L'édito de Pascal Boniface

Attaque terroriste en Tunisie: c’est la réussite démocratique du pays qui était visée

Édito
19 mars 2015
Le point de vue de Pascal Boniface

Avec les attentats du musée du Bardo, la Tunisie a été attaquée sauvagement et profondément meurtrie.


La Tunisie est un espoir pour le monde arabe


Ce pays a su résoudre les problèmes politiques postérieurs à la révolution, par des moyens politiques, où les acteurs principaux ont été assez intelligents et assez conscients de leurs devoirs par rapport à leur pays pour ne pas surenchérir sur leurs oppositions et accepter des compromis.


Bref, ce pays est un modèle d’évolution démocratique, un pôle d’espoir pour l’ensemble du monde arabe. C’est cette réussite que les terroristes ne supportent pas et qu’ils ont voulu attaquer.


On peut penser que la société civile tunisienne est assez mature, solide, clairvoyante pour ne pas céder aux vents mauvais et apporter une réponse d’unité à ces attentats. C’est la réussite démocratique de la Tunisie qui était attaquée, c’est l’enracinement de la démocratie qui doit être la meilleure réponse.


Le pays risque d'être de nouveau déserté


En attaquant l’un des plus beaux musées au monde, les terroristes ont voulu faire fuir les touristes avec pour objectif d’empêcher la reprise économique en Tunisie, d’aggraver le chômage, afin de rendre la démocratie responsable de la mauvaise situation.

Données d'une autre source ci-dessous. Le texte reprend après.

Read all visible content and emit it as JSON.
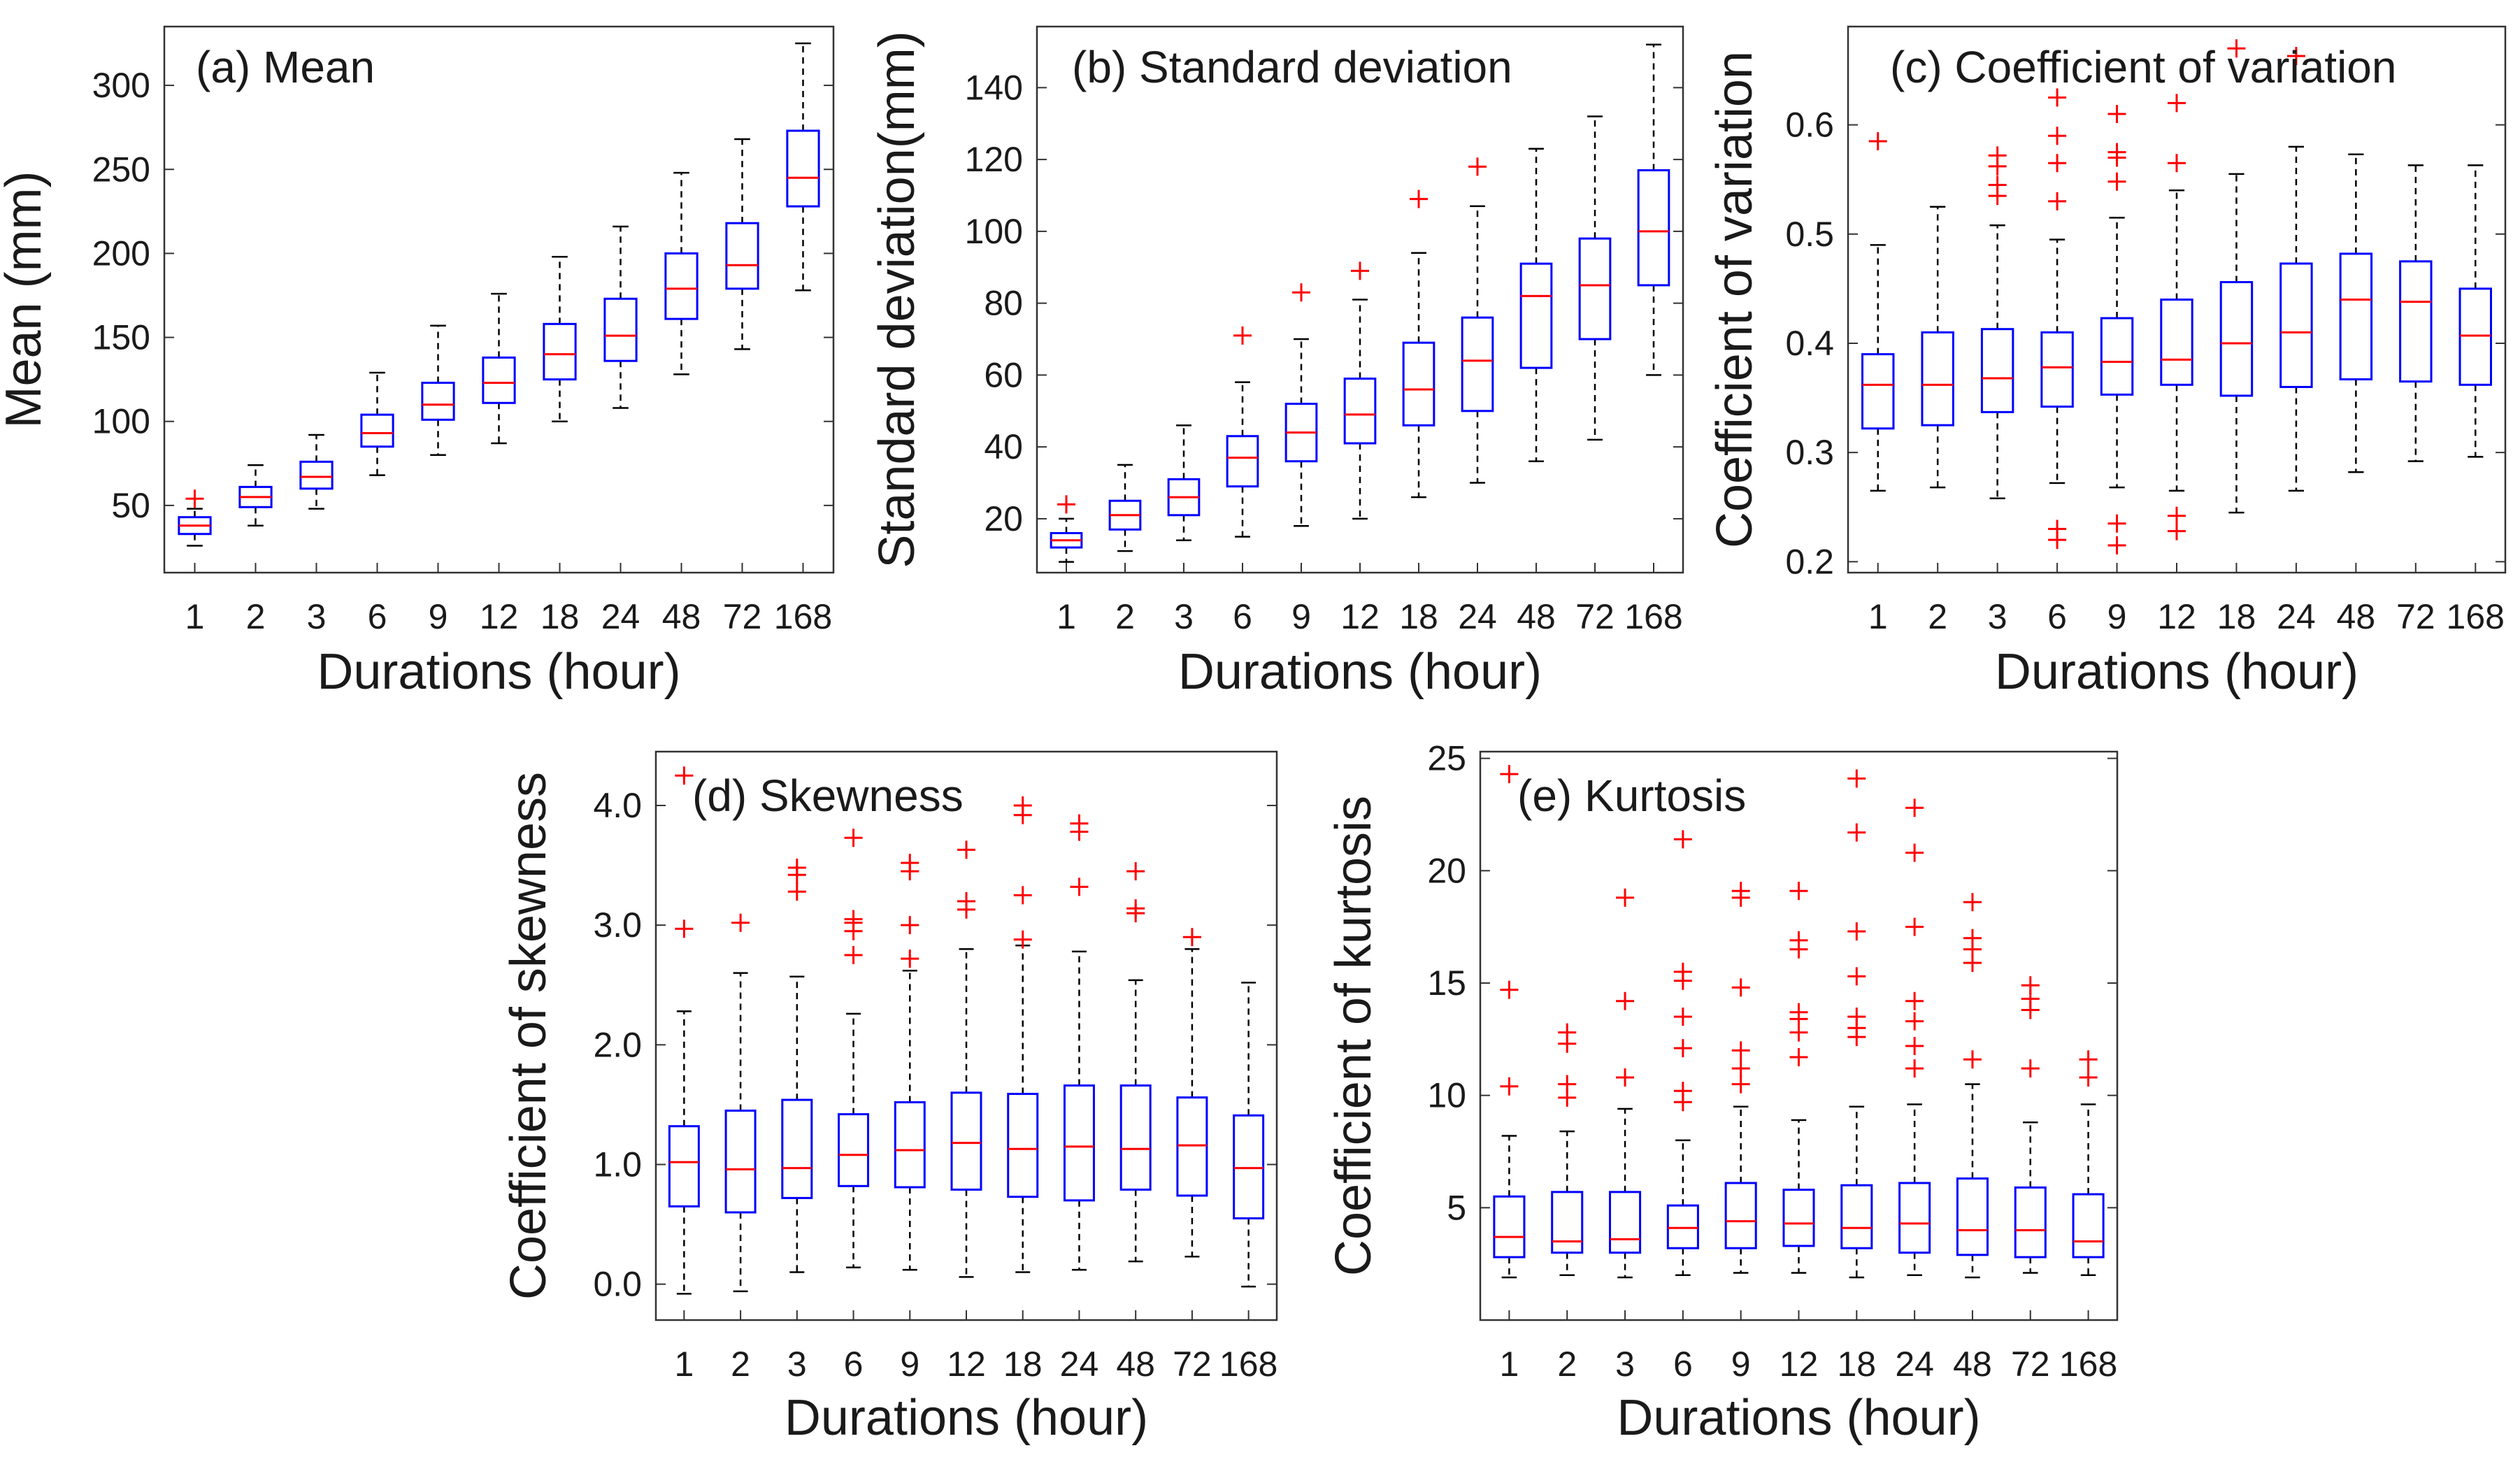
{
  "figure": {
    "caption_hint": "Boxplots of rainfall statistics by duration"
  },
  "colors": {
    "box": "#0000ff",
    "median": "#ff0000",
    "outlier": "#ff0000",
    "whisker": "#000000"
  },
  "chart_data": [
    {
      "id": "a",
      "type": "box",
      "title": "(a) Mean",
      "xlabel": "Durations (hour)",
      "ylabel": "Mean (mm)",
      "categories": [
        "1",
        "2",
        "3",
        "6",
        "9",
        "12",
        "18",
        "24",
        "48",
        "72",
        "168"
      ],
      "ylim": [
        10,
        335
      ],
      "yticks": [
        50,
        100,
        150,
        200,
        250,
        300
      ],
      "ytick_labels": [
        "50",
        "100",
        "150",
        "200",
        "250",
        "300"
      ],
      "boxes": [
        {
          "min": 26,
          "q1": 33,
          "median": 38,
          "q3": 43,
          "max": 48,
          "outliers": [
            54
          ]
        },
        {
          "min": 38,
          "q1": 49,
          "median": 55,
          "q3": 61,
          "max": 74,
          "outliers": []
        },
        {
          "min": 48,
          "q1": 60,
          "median": 67,
          "q3": 76,
          "max": 92,
          "outliers": []
        },
        {
          "min": 68,
          "q1": 85,
          "median": 93,
          "q3": 104,
          "max": 129,
          "outliers": []
        },
        {
          "min": 80,
          "q1": 101,
          "median": 110,
          "q3": 123,
          "max": 157,
          "outliers": []
        },
        {
          "min": 87,
          "q1": 111,
          "median": 123,
          "q3": 138,
          "max": 176,
          "outliers": []
        },
        {
          "min": 100,
          "q1": 125,
          "median": 140,
          "q3": 158,
          "max": 198,
          "outliers": []
        },
        {
          "min": 108,
          "q1": 136,
          "median": 151,
          "q3": 173,
          "max": 216,
          "outliers": []
        },
        {
          "min": 128,
          "q1": 161,
          "median": 179,
          "q3": 200,
          "max": 248,
          "outliers": []
        },
        {
          "min": 143,
          "q1": 179,
          "median": 193,
          "q3": 218,
          "max": 268,
          "outliers": []
        },
        {
          "min": 178,
          "q1": 228,
          "median": 245,
          "q3": 273,
          "max": 325,
          "outliers": []
        }
      ]
    },
    {
      "id": "b",
      "type": "box",
      "title": "(b) Standard deviation",
      "xlabel": "Durations (hour)",
      "ylabel": "Standard deviation(mm)",
      "categories": [
        "1",
        "2",
        "3",
        "6",
        "9",
        "12",
        "18",
        "24",
        "48",
        "72",
        "168"
      ],
      "ylim": [
        5,
        157
      ],
      "yticks": [
        20,
        40,
        60,
        80,
        100,
        120,
        140
      ],
      "ytick_labels": [
        "20",
        "40",
        "60",
        "80",
        "100",
        "120",
        "140"
      ],
      "boxes": [
        {
          "min": 8,
          "q1": 12,
          "median": 14,
          "q3": 16,
          "max": 20,
          "outliers": [
            24
          ]
        },
        {
          "min": 11,
          "q1": 17,
          "median": 21,
          "q3": 25,
          "max": 35,
          "outliers": []
        },
        {
          "min": 14,
          "q1": 21,
          "median": 26,
          "q3": 31,
          "max": 46,
          "outliers": []
        },
        {
          "min": 15,
          "q1": 29,
          "median": 37,
          "q3": 43,
          "max": 58,
          "outliers": [
            71
          ]
        },
        {
          "min": 18,
          "q1": 36,
          "median": 44,
          "q3": 52,
          "max": 70,
          "outliers": [
            83
          ]
        },
        {
          "min": 20,
          "q1": 41,
          "median": 49,
          "q3": 59,
          "max": 81,
          "outliers": [
            89
          ]
        },
        {
          "min": 26,
          "q1": 46,
          "median": 56,
          "q3": 69,
          "max": 94,
          "outliers": [
            109
          ]
        },
        {
          "min": 30,
          "q1": 50,
          "median": 64,
          "q3": 76,
          "max": 107,
          "outliers": [
            118
          ]
        },
        {
          "min": 36,
          "q1": 62,
          "median": 82,
          "q3": 91,
          "max": 123,
          "outliers": []
        },
        {
          "min": 42,
          "q1": 70,
          "median": 85,
          "q3": 98,
          "max": 132,
          "outliers": []
        },
        {
          "min": 60,
          "q1": 85,
          "median": 100,
          "q3": 117,
          "max": 152,
          "outliers": []
        }
      ]
    },
    {
      "id": "c",
      "type": "box",
      "title": "(c) Coefficient of variation",
      "xlabel": "Durations (hour)",
      "ylabel": "Coefficient of variation",
      "categories": [
        "1",
        "2",
        "3",
        "6",
        "9",
        "12",
        "18",
        "24",
        "48",
        "72",
        "168"
      ],
      "ylim": [
        0.19,
        0.69
      ],
      "yticks": [
        0.2,
        0.3,
        0.4,
        0.5,
        0.6
      ],
      "ytick_labels": [
        "0.2",
        "0.3",
        "0.4",
        "0.5",
        "0.6"
      ],
      "boxes": [
        {
          "min": 0.265,
          "q1": 0.322,
          "median": 0.362,
          "q3": 0.39,
          "max": 0.49,
          "outliers": [
            0.585
          ]
        },
        {
          "min": 0.268,
          "q1": 0.325,
          "median": 0.362,
          "q3": 0.41,
          "max": 0.525,
          "outliers": []
        },
        {
          "min": 0.258,
          "q1": 0.337,
          "median": 0.368,
          "q3": 0.413,
          "max": 0.508,
          "outliers": [
            0.535,
            0.545,
            0.562,
            0.572
          ]
        },
        {
          "min": 0.272,
          "q1": 0.342,
          "median": 0.378,
          "q3": 0.41,
          "max": 0.495,
          "outliers": [
            0.53,
            0.565,
            0.59,
            0.625,
            0.23,
            0.22
          ]
        },
        {
          "min": 0.268,
          "q1": 0.353,
          "median": 0.383,
          "q3": 0.423,
          "max": 0.515,
          "outliers": [
            0.548,
            0.57,
            0.575,
            0.61,
            0.235,
            0.215
          ]
        },
        {
          "min": 0.265,
          "q1": 0.362,
          "median": 0.385,
          "q3": 0.44,
          "max": 0.54,
          "outliers": [
            0.565,
            0.62,
            0.242,
            0.228
          ]
        },
        {
          "min": 0.245,
          "q1": 0.352,
          "median": 0.4,
          "q3": 0.456,
          "max": 0.555,
          "outliers": [
            0.67
          ]
        },
        {
          "min": 0.265,
          "q1": 0.36,
          "median": 0.41,
          "q3": 0.473,
          "max": 0.58,
          "outliers": [
            0.663
          ]
        },
        {
          "min": 0.282,
          "q1": 0.367,
          "median": 0.44,
          "q3": 0.482,
          "max": 0.573,
          "outliers": []
        },
        {
          "min": 0.292,
          "q1": 0.365,
          "median": 0.438,
          "q3": 0.475,
          "max": 0.563,
          "outliers": []
        },
        {
          "min": 0.296,
          "q1": 0.362,
          "median": 0.407,
          "q3": 0.45,
          "max": 0.563,
          "outliers": []
        }
      ]
    },
    {
      "id": "d",
      "type": "box",
      "title": "(d) Skewness",
      "xlabel": "Durations (hour)",
      "ylabel": "Coefficient of skewness",
      "categories": [
        "1",
        "2",
        "3",
        "6",
        "9",
        "12",
        "18",
        "24",
        "48",
        "72",
        "168"
      ],
      "ylim": [
        -0.3,
        4.45
      ],
      "yticks": [
        0.0,
        1.0,
        2.0,
        3.0,
        4.0
      ],
      "ytick_labels": [
        "0.0",
        "1.0",
        "2.0",
        "3.0",
        "4.0"
      ],
      "boxes": [
        {
          "min": -0.08,
          "q1": 0.65,
          "median": 1.02,
          "q3": 1.32,
          "max": 2.28,
          "outliers": [
            2.97,
            4.25
          ]
        },
        {
          "min": -0.06,
          "q1": 0.6,
          "median": 0.96,
          "q3": 1.45,
          "max": 2.6,
          "outliers": [
            3.02
          ]
        },
        {
          "min": 0.1,
          "q1": 0.72,
          "median": 0.97,
          "q3": 1.54,
          "max": 2.57,
          "outliers": [
            3.28,
            3.42,
            3.48
          ]
        },
        {
          "min": 0.14,
          "q1": 0.82,
          "median": 1.08,
          "q3": 1.42,
          "max": 2.26,
          "outliers": [
            2.75,
            2.95,
            3.02,
            3.05,
            3.73
          ]
        },
        {
          "min": 0.12,
          "q1": 0.81,
          "median": 1.12,
          "q3": 1.52,
          "max": 2.62,
          "outliers": [
            2.72,
            3.0,
            3.45,
            3.52
          ]
        },
        {
          "min": 0.06,
          "q1": 0.79,
          "median": 1.18,
          "q3": 1.6,
          "max": 2.8,
          "outliers": [
            3.13,
            3.2,
            3.63
          ]
        },
        {
          "min": 0.1,
          "q1": 0.73,
          "median": 1.13,
          "q3": 1.59,
          "max": 2.83,
          "outliers": [
            2.88,
            3.25,
            3.92,
            4.0
          ]
        },
        {
          "min": 0.12,
          "q1": 0.7,
          "median": 1.15,
          "q3": 1.66,
          "max": 2.78,
          "outliers": [
            3.32,
            3.78,
            3.85
          ]
        },
        {
          "min": 0.19,
          "q1": 0.79,
          "median": 1.13,
          "q3": 1.66,
          "max": 2.54,
          "outliers": [
            3.1,
            3.14,
            3.45
          ]
        },
        {
          "min": 0.23,
          "q1": 0.74,
          "median": 1.16,
          "q3": 1.56,
          "max": 2.8,
          "outliers": [
            2.9
          ]
        },
        {
          "min": -0.02,
          "q1": 0.55,
          "median": 0.97,
          "q3": 1.41,
          "max": 2.52,
          "outliers": []
        }
      ]
    },
    {
      "id": "e",
      "type": "box",
      "title": "(e) Kurtosis",
      "xlabel": "Durations (hour)",
      "ylabel": "Coefficient of kurtosis",
      "categories": [
        "1",
        "2",
        "3",
        "6",
        "9",
        "12",
        "18",
        "24",
        "48",
        "72",
        "168"
      ],
      "ylim": [
        0,
        25.3
      ],
      "yticks": [
        5,
        10,
        15,
        20,
        25
      ],
      "ytick_labels": [
        "5",
        "10",
        "15",
        "20",
        "25"
      ],
      "boxes": [
        {
          "min": 1.9,
          "q1": 2.8,
          "median": 3.7,
          "q3": 5.5,
          "max": 8.2,
          "outliers": [
            10.4,
            14.7,
            24.3
          ]
        },
        {
          "min": 2.0,
          "q1": 3.0,
          "median": 3.5,
          "q3": 5.7,
          "max": 8.4,
          "outliers": [
            9.9,
            10.5,
            12.3,
            12.8
          ]
        },
        {
          "min": 1.9,
          "q1": 3.0,
          "median": 3.6,
          "q3": 5.7,
          "max": 9.4,
          "outliers": [
            10.8,
            14.2,
            18.8
          ]
        },
        {
          "min": 2.0,
          "q1": 3.2,
          "median": 4.1,
          "q3": 5.1,
          "max": 8.0,
          "outliers": [
            9.7,
            10.2,
            12.1,
            13.5,
            15.1,
            15.5,
            21.4
          ]
        },
        {
          "min": 2.1,
          "q1": 3.2,
          "median": 4.4,
          "q3": 6.1,
          "max": 9.5,
          "outliers": [
            10.5,
            11.2,
            12.0,
            14.8,
            18.8,
            19.1
          ]
        },
        {
          "min": 2.1,
          "q1": 3.3,
          "median": 4.3,
          "q3": 5.8,
          "max": 8.9,
          "outliers": [
            11.7,
            12.8,
            13.4,
            13.7,
            16.5,
            16.9,
            19.1
          ]
        },
        {
          "min": 1.9,
          "q1": 3.2,
          "median": 4.1,
          "q3": 6.0,
          "max": 9.5,
          "outliers": [
            12.6,
            13.0,
            13.5,
            15.3,
            17.3,
            21.7,
            24.1
          ]
        },
        {
          "min": 2.0,
          "q1": 3.0,
          "median": 4.3,
          "q3": 6.1,
          "max": 9.6,
          "outliers": [
            11.2,
            12.2,
            13.3,
            14.2,
            17.5,
            20.8,
            22.8
          ]
        },
        {
          "min": 1.9,
          "q1": 2.9,
          "median": 4.0,
          "q3": 6.3,
          "max": 10.5,
          "outliers": [
            11.6,
            15.9,
            16.5,
            17.0,
            18.6
          ]
        },
        {
          "min": 2.1,
          "q1": 2.8,
          "median": 4.0,
          "q3": 5.9,
          "max": 8.8,
          "outliers": [
            11.2,
            13.8,
            14.3,
            14.9
          ]
        },
        {
          "min": 2.0,
          "q1": 2.8,
          "median": 3.5,
          "q3": 5.6,
          "max": 9.6,
          "outliers": [
            10.8,
            11.6
          ]
        }
      ]
    }
  ]
}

Alors qu’après les bouleversements politiques post-2011, le tourisme avait chuté en Tunisie, de façon d’ailleurs irrationnelle : que risquait-on, à Djerba, Tozeur ou Hammamet, quelles que soient les batailles politiques à Tunis ? Les tours opérateurs, au lieu de communiquer sur le fait que les débats politiques les plus vifs n’avaient pas d’incidences sur la sécurité des touristes, ont préféré faire pression pour obtenir des prix meilleurs des opérateurs tunisiens.


Le tourisme commençait à repartir à la hausse pour retrouver les chiffres d’avant 2011. On voit bien que le risque est que, par peur des attentats, la Tunisie soit de nouveau désertée. Cela serait irrationnel et lourd de conséquences pour l’avenir du pays.


Irrationnel dans la mesure où s’il y a eu des attentats en Tunisie, il y en a malheureusement dans d’autres pays. Nul n’est venu dire que la France ou le Danemark devenaient des pays qu’on ne pouvait plus visiter suite aux attentats de janvier.


Un environnement dégradé, mais un pays paisible


Après les attentats de New York, Madrid et Londres, qui ont fait beaucoup plus de victimes, personne n’a dit que ces destinations devenaient dangereuses et qu’il fallait les éviter. Il y a un risque en Tunisie comme, en fait, dans tous les autres pays.


Le terrorisme mondialisé laisse assez peu d’oasis. Le risque existe, il faut en être conscient. Les Tunisiens prendront des mesures supplémentaires de protection. Il ne doit cependant pas être surdimensionné.


La consolidation de la démocratie passe aussi par le fait de sauver la saison touristique. Les tours opérateurs doivent avoir un comportement responsable. Mais les médias également et ne pas contribuer à diffuser un climat d’affolement.


Il faut regarder les choses de façon rationnelle, ne pas nier la menace terroriste, mais ne pas être obsédé par elle au point de ne plus vivre normalement.


La Tunisie a été cruellement frappée, elle n’est pas à feu et à sang. Malgré un environnement stratégique dégradé, elle reste un pays paisible. Et toujours magnifique et accueillant.


La solidarité avec la Tunisie doit être politique, économique et aussi touristique.